Thursday, we watched Episode 3, “Music,” which unfurled Black musicality as the impetus behind American music from the earliest Black folk songs to the latest hits.
I was, however, disappointed to see Disco Demolition dismissed by music god Nile Rodgers as a racist backlash.
Disco Demolition was a publicity stunt aimed at promoting Steve Dahl (later my boss) at his new station, WLUP, after his previous station, WDAI, had changed formats from rock to disco and fired Dahl on Christmas Eve 1978.
The motive wasn’t racial; it was competitive revenge. I am certain that if WDAI had switched to a Country format, Dahl would have blown up Conway Twitty records to promote his new frequency.
Anyway, now that I have detected this error in The 1619 Project, am I going to condemn the series and work to get it banned?
No — I’ll watch the rest of it knowing that no history gets everything absolutely right. History is necessarily subjective. Getting new perspectives is nothing to be afraid of, and certainly nothing to outlaw. Bringing all of these items — beautiful ones, ugly ones — out of our national basement and attic and putting them on the table in the light is how we learn, absorb, and take a better path forward.
Fire of Love (2022)
It’s a classic story: geochemist gal meets geologist guy, and from that moment on they wander the globe getting as close as possible to every volcanic eruption — until the day their luck inevitably runs out.
Fire of Love is an Oscar-nominated documentary currently available on Hulu documenting the ultra-geeky partnership of documentarians Katia and Maurice Krafft, who married in 1970, honeymooned on Stromboli, and photographed (Katia) and filmed (Maurice) all the big volcanoes from then on until 1991 — Mauna Loa, Mount Nyiragongo, Krafla, Mount St.
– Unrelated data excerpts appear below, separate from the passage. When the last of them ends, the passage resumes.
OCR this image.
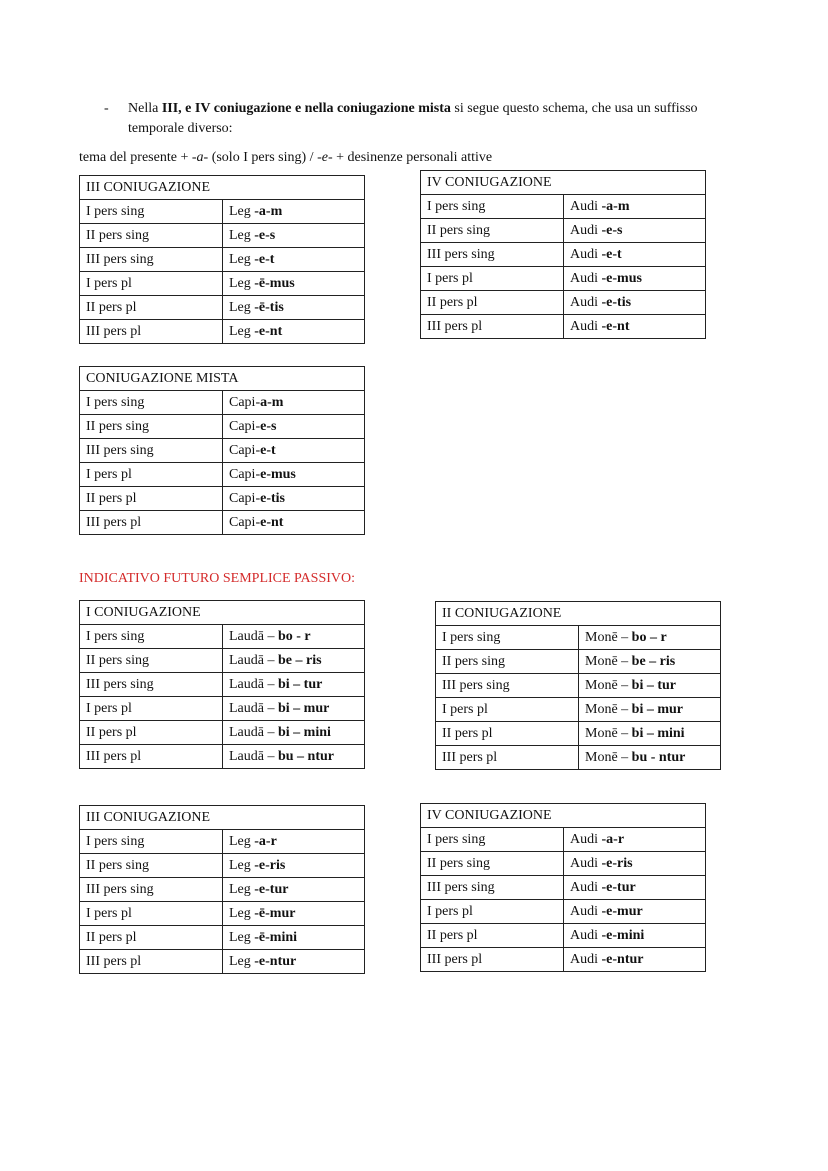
- Nella III, e IV coniugazione e nella coniugazione mista si segue questo schema, che usa un suffisso temporale diverso:
tema del presente + -a- (solo I pers sing) / -e- + desinenze personali attive
INDICATIVO FUTURO SEMPLICE PASSIVO:
III CONIUGAZIONE	
I pers sing	Leg -a-m
II pers sing	Leg -e-s
III pers sing	Leg -e-t
I pers pl	Leg -ē-mus
II pers pl	Leg -ē-tis
III pers pl	Leg -e-nt
IV CONIUGAZIONE	
I pers sing	Audi -a-m
II pers sing	Audi -e-s
III pers sing	Audi -e-t
I pers pl	Audi -e-mus
II pers pl	Audi -e-tis
III pers pl	Audi -e-nt
CONIUGAZIONE MISTA	
I pers sing	Capi-a-m
II pers sing	Capi-e-s
III pers sing	Capi-e-t
I pers pl	Capi-e-mus
II pers pl	Capi-e-tis
III pers pl	Capi-e-nt
I CONIUGAZIONE	
I pers sing	Laudā – bo - r
II pers sing	Laudā – be – ris
III pers sing	Laudā – bi – tur
I pers pl	Laudā – bi – mur
II pers pl	Laudā – bi – mini
III pers pl	Laudā – bu – ntur
II CONIUGAZIONE	
I pers sing	Monē – bo – r
II pers sing	Monē – be – ris
III pers sing	Monē – bi – tur
I pers pl	Monē – bi – mur
II pers pl	Monē – bi – mini
III pers pl	Monē – bu - ntur
III CONIUGAZIONE	
I pers sing	Leg -a-r
II pers sing	Leg -e-ris
III pers sing	Leg -e-tur
I pers pl	Leg -ē-mur
II pers pl	Leg -ē-mini
III pers pl	Leg -e-ntur
IV CONIUGAZIONE	
I pers sing	Audi -a-r
II pers sing	Audi -e-ris
III pers sing	Audi -e-tur
I pers pl	Audi -e-mur
II pers pl	Audi -e-mini
III pers pl	Audi -e-ntur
Helens, Piton de la Fournaise, Mount Colo — you name it.
They were a solitary pair sharing a general disappointment in humanity and an irresistible attraction to the awesome power of volcanos — “the reds, the nice ones” as well as “the grey volcanoes, the killers, the explosive ones.”
Fire of Love is a 93-minute flourish of the Kraffts’ stunning film and photo archives with soft-spoken narration by Miranda July. Besides all the spectacular lava, the couple’s wacky, nerdy antics are shown, along with clips of their media appearances, and their reflections on the Armero tragedy, which killed 23,000 people in Columbia in 1985.
The film is on Hulu until March 11 — the day before the Academy Awards.